Entsorgung von Phosphorpentoxidabfällen
Phosphorpentoxid bzw. Phosporsäure sind schwach wassergefährdend (WGK 1). Laborübliche Kleinmengen können daher im Prinzip ins Abwasser entsorgt werden. Wegen der extrem heftigen Reaktion geht das aber erst, nachdem das noch aktive Pentoxid durch Stehenlassen an der Luft zu einer sirupösen Masse zerflossen ist. Danach kann mit Wasser verdünnt und entsorgt werden.
Größere Mengen Phosphorpentoxid sind häufig infolge von Dummheit zu entsorgen, wenn nämlich nach der Devise "viel hilft viel" Berge von Pentoxid im Exsikkator zum Trocknen verwendet wurden. Das Pentoxid belegt sich beim Trocknen schnell mit einem sirupösen Überzug, der die darunter befindlichen Schichten hermetisch abdichtet und wirkungslos macht.

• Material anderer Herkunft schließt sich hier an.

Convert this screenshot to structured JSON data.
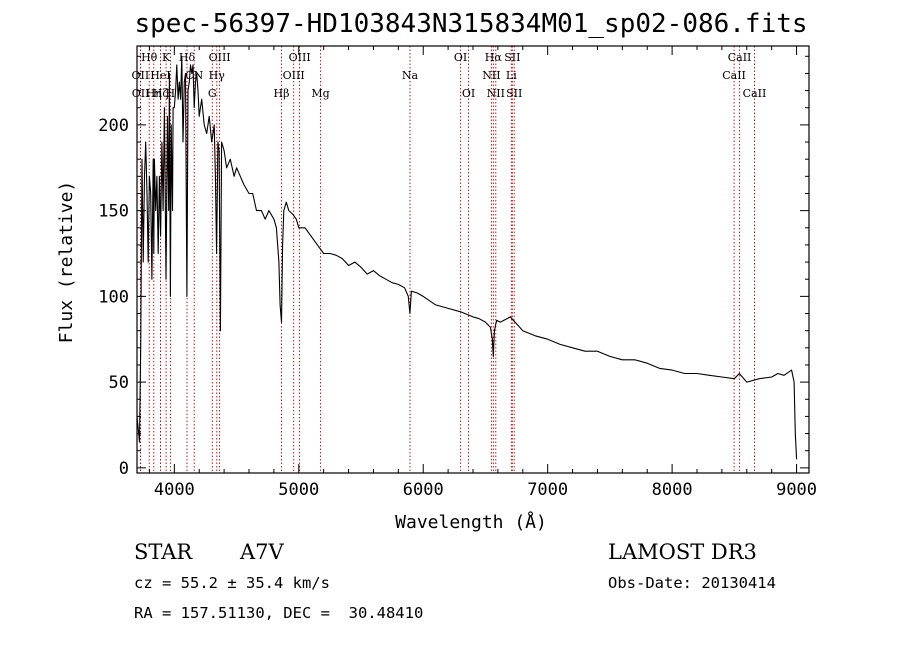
{
  "chart_data": {
    "type": "line",
    "title": "spec-56397-HD103843N315834M01_sp02-086.fits",
    "xlabel": "Wavelength (Å)",
    "ylabel": "Flux (relative)",
    "xlim": [
      3700,
      9100
    ],
    "ylim": [
      -3,
      246
    ],
    "xticks": [
      4000,
      5000,
      6000,
      7000,
      8000,
      9000
    ],
    "yticks": [
      0,
      50,
      100,
      150,
      200
    ],
    "series": [
      {
        "name": "flux",
        "x": [
          3700,
          3720,
          3730,
          3740,
          3750,
          3760,
          3770,
          3780,
          3790,
          3800,
          3810,
          3820,
          3830,
          3835,
          3840,
          3850,
          3860,
          3870,
          3880,
          3890,
          3900,
          3910,
          3920,
          3933,
          3945,
          3955,
          3960,
          3968,
          3975,
          3985,
          3990,
          4000,
          4010,
          4020,
          4030,
          4040,
          4050,
          4060,
          4070,
          4080,
          4090,
          4101,
          4110,
          4120,
          4130,
          4140,
          4150,
          4160,
          4170,
          4180,
          4190,
          4200,
          4220,
          4240,
          4260,
          4280,
          4300,
          4320,
          4330,
          4340,
          4350,
          4360,
          4370,
          4380,
          4400,
          4420,
          4450,
          4480,
          4500,
          4530,
          4560,
          4600,
          4630,
          4660,
          4700,
          4730,
          4760,
          4800,
          4820,
          4840,
          4850,
          4861,
          4870,
          4880,
          4900,
          4920,
          4950,
          4980,
          5000,
          5050,
          5100,
          5150,
          5200,
          5250,
          5300,
          5350,
          5400,
          5450,
          5500,
          5550,
          5600,
          5650,
          5700,
          5750,
          5800,
          5850,
          5880,
          5893,
          5905,
          5950,
          6000,
          6100,
          6200,
          6300,
          6400,
          6450,
          6500,
          6540,
          6555,
          6563,
          6572,
          6590,
          6620,
          6700,
          6800,
          6900,
          7000,
          7100,
          7200,
          7300,
          7400,
          7500,
          7600,
          7700,
          7800,
          7900,
          8000,
          8100,
          8200,
          8300,
          8400,
          8500,
          8540,
          8600,
          8700,
          8800,
          8850,
          8900,
          8940,
          8960,
          8980,
          8990,
          9000
        ],
        "values": [
          30,
          15,
          70,
          180,
          120,
          170,
          190,
          160,
          120,
          170,
          160,
          110,
          180,
          125,
          180,
          150,
          170,
          125,
          170,
          135,
          190,
          150,
          210,
          110,
          205,
          150,
          230,
          100,
          200,
          150,
          210,
          210,
          220,
          235,
          215,
          225,
          215,
          240,
          190,
          225,
          230,
          100,
          220,
          225,
          235,
          230,
          235,
          210,
          225,
          230,
          220,
          205,
          215,
          200,
          195,
          205,
          190,
          200,
          170,
          125,
          190,
          185,
          80,
          190,
          185,
          175,
          180,
          170,
          175,
          170,
          165,
          160,
          160,
          150,
          150,
          145,
          150,
          145,
          140,
          120,
          95,
          85,
          130,
          150,
          155,
          150,
          148,
          145,
          140,
          140,
          135,
          130,
          125,
          125,
          124,
          122,
          118,
          120,
          117,
          113,
          115,
          112,
          110,
          108,
          107,
          105,
          100,
          90,
          103,
          102,
          100,
          95,
          93,
          91,
          88,
          87,
          85,
          82,
          75,
          65,
          80,
          86,
          85,
          88,
          80,
          77,
          75,
          72,
          70,
          68,
          68,
          65,
          63,
          63,
          61,
          58,
          57,
          55,
          55,
          54,
          53,
          52,
          55,
          50,
          52,
          53,
          55,
          54,
          56,
          57,
          50,
          20,
          5
        ]
      }
    ],
    "lines": [
      {
        "label": "Hθ",
        "x": 3798,
        "row": 1
      },
      {
        "label": "OII",
        "x": 3727,
        "row": 2
      },
      {
        "label": "OII",
        "x": 3729,
        "row": 3
      },
      {
        "label": "Hη",
        "x": 3835,
        "row": 3
      },
      {
        "label": "HeI",
        "x": 3889,
        "row": 2
      },
      {
        "label": "Hζ",
        "x": 3889,
        "row": 3
      },
      {
        "label": "K",
        "x": 3934,
        "row": 1
      },
      {
        "label": "H",
        "x": 3968,
        "row": 3
      },
      {
        "label": "Hδ",
        "x": 4102,
        "row": 1
      },
      {
        "label": "CN",
        "x": 4160,
        "row": 2
      },
      {
        "label": "G",
        "x": 4305,
        "row": 3
      },
      {
        "label": "OIII",
        "x": 4364,
        "row": 1
      },
      {
        "label": "Hγ",
        "x": 4341,
        "row": 2
      },
      {
        "label": "Hβ",
        "x": 4861,
        "row": 3
      },
      {
        "label": "OIII",
        "x": 4959,
        "row": 2
      },
      {
        "label": "OIII",
        "x": 5007,
        "row": 1
      },
      {
        "label": "Mg",
        "x": 5175,
        "row": 3
      },
      {
        "label": "Na",
        "x": 5894,
        "row": 2
      },
      {
        "label": "OI",
        "x": 6300,
        "row": 1
      },
      {
        "label": "OI",
        "x": 6364,
        "row": 3
      },
      {
        "label": "NII",
        "x": 6548,
        "row": 2
      },
      {
        "label": "Hα",
        "x": 6563,
        "row": 1
      },
      {
        "label": "NII",
        "x": 6583,
        "row": 3
      },
      {
        "label": "Li",
        "x": 6708,
        "row": 2
      },
      {
        "label": "SII",
        "x": 6716,
        "row": 1
      },
      {
        "label": "SII",
        "x": 6731,
        "row": 3
      },
      {
        "label": "CaII",
        "x": 8498,
        "row": 2
      },
      {
        "label": "CaII",
        "x": 8542,
        "row": 1
      },
      {
        "label": "CaII",
        "x": 8662,
        "row": 3
      }
    ]
  },
  "info": {
    "class": "STAR",
    "subclass": "A7V",
    "survey": "LAMOST DR3",
    "cz": "cz = 55.2 ± 35.4 km/s",
    "obs_date": "Obs-Date: 20130414",
    "coords": "RA = 157.51130, DEC =  30.48410"
  },
  "colors": {
    "line_marker": "#c00000",
    "spectrum": "#000000",
    "axis": "#000000"
  }
}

Was im Exsikkator also ein Fehler ist, ist die Lösung für die schon etwas ältere Flasche mit Phosphorpentoxid, deren Inhalt sich mit dieser siropösen Masse überzogen hat: Man kann diese nämlich einfach mit einer Pinzette abziehen und das darunter befindliche Phosphorpentoxid ganz normal aufbrauchen. Wenn die Deckschicht dicker ist, kann sie auch mal ziemlich hart sein, weshalb ein robuster Schraubenzieher gefragt ist, mit dem man die Masse zum Beispiel vom Flaschenrand abschlagen kann. Das herausgepulte lässt man wie beschrieben in einer Schale stehen, bis auch anhaftendes Pulver zerflossen ist und entsorgt dann.